An eating disorder is characterised by an abnormal attitude to food, which often causes people to become obsessed with the way they look and increasingly concerned with losing weight. There are three main types of eating disorder; these are anorexia nervosa, bulimia and binge eating.
Who is affected by eating disorders?
Anyone can be affected by an eating disorder but they are most common in young women aged between 16 and 20. Binge eating is more common in both older women and men and usually develops around the age of 30. Statistics have also shown a recent increase in the number of male patients with eating disorders.
What causes eating disorders?
There can be a number of different reasons why an individual develops an eating disorder. Often, an innocent desire to lose a couple of pounds turns into an obsessive urge to lose more and more weight, especially if people feel their confidence is boosted by other people saying they look great because they’ve lost weight. There may also be a number of different triggers which may result in an obsessive relationship with food, as well as a number of different character traits which may make people predisposed to conditions such as eating disorders.
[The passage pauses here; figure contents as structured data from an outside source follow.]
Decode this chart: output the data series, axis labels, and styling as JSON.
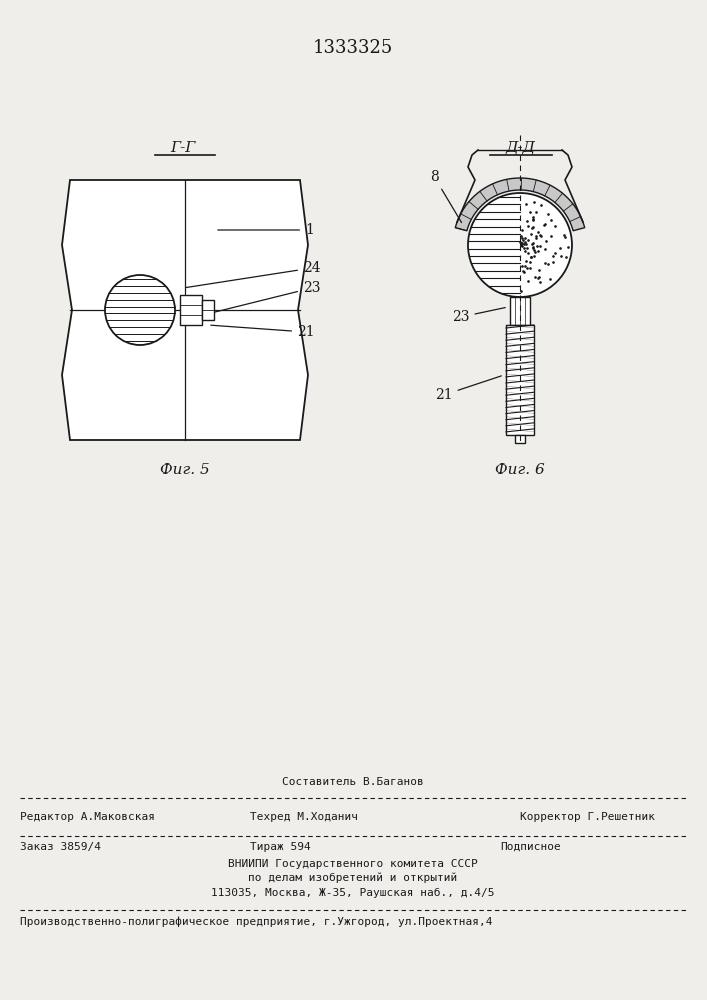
{
  "patent_number": "1333325",
  "fig5_label": "Г-Г",
  "fig6_label": "Д-Д",
  "fig5_caption": "Фиг. 5",
  "fig6_caption": "Фиг. 6",
  "footer_line1_center_top": "Составитель В.Баганов",
  "footer_line1_left": "Редактор А.Маковская",
  "footer_line1_center": "Техред М.Ходанич",
  "footer_line1_right": "Корректор Г.Решетник",
  "footer_line2_left": "Заказ 3859/4",
  "footer_line2_center": "Тираж 594",
  "footer_line2_right": "Подписное",
  "footer_line3": "ВНИИПИ Государственного комитета СССР",
  "footer_line4": "по делам изобретений и открытий",
  "footer_line5": "113035, Москва, Ж-35, Раушская наб., д.4/5",
  "footer_line6": "Производственно-полиграфическое предприятие, г.Ужгород, ул.Проектная,4",
  "bg_color": "#f0eeeb",
  "line_color": "#1a1a1a"
}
Common causes of eating disorders include:
- Family history of eating disorders or mental illnesses such as depression
- Negative experiences, such as abuse or rape
- Tragic events, such as losing a loved one
- Low self-esteem
- Societal influences (this is especially relevant to young girls, who often read glossy magazines and watch lifestyle television programmes and are constantly exposed to airbrushed, perfect-looking, skinny models)
- Obsessive personality
- Pressure to look a certain way
People with eating disorders often feel a false sense of control because they are in charge of what foods they eat and subsequently how much they weigh. This control can be a source of comfort because the person may feel that they don’t have control in other areas of their life. Unfortunately, they don’t realise the potential damage they are doing to their psychological and physiological health.
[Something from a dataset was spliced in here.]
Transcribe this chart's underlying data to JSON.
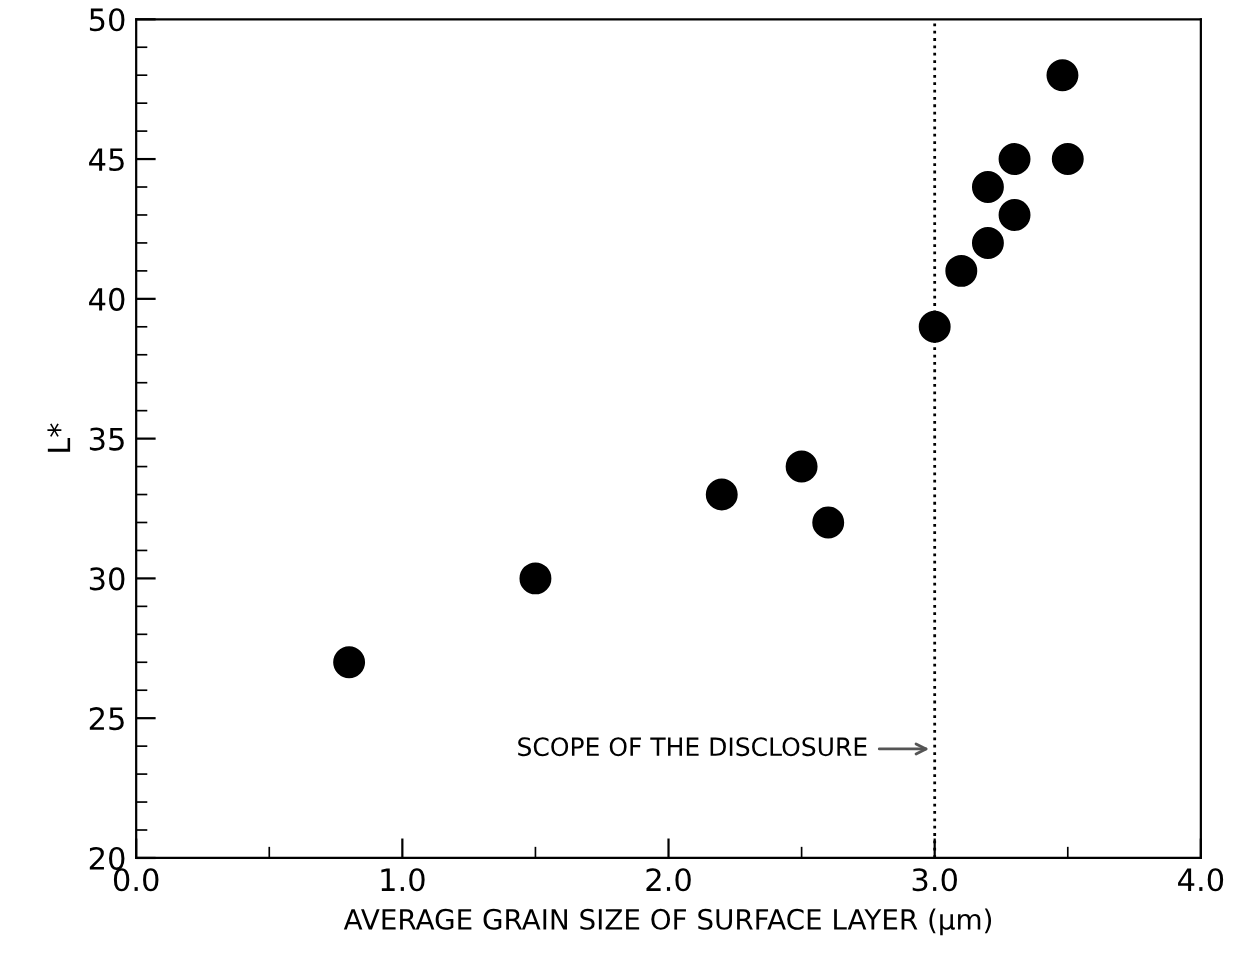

A major cause of eating disorders today is a desire to look like other people; in many cases this may be models or celebrities and many people also want to look like their friends or family members. Unfortunately, models don’t represent the average male or female and are therefore portraying a somewhat unrealistic target for the majority of people. High street fashion also echoes catwalk couture, which means clothes are often designed to look better on thinner people; this can make people want to lose large amounts of weight as they try to keep up with the latest fashions.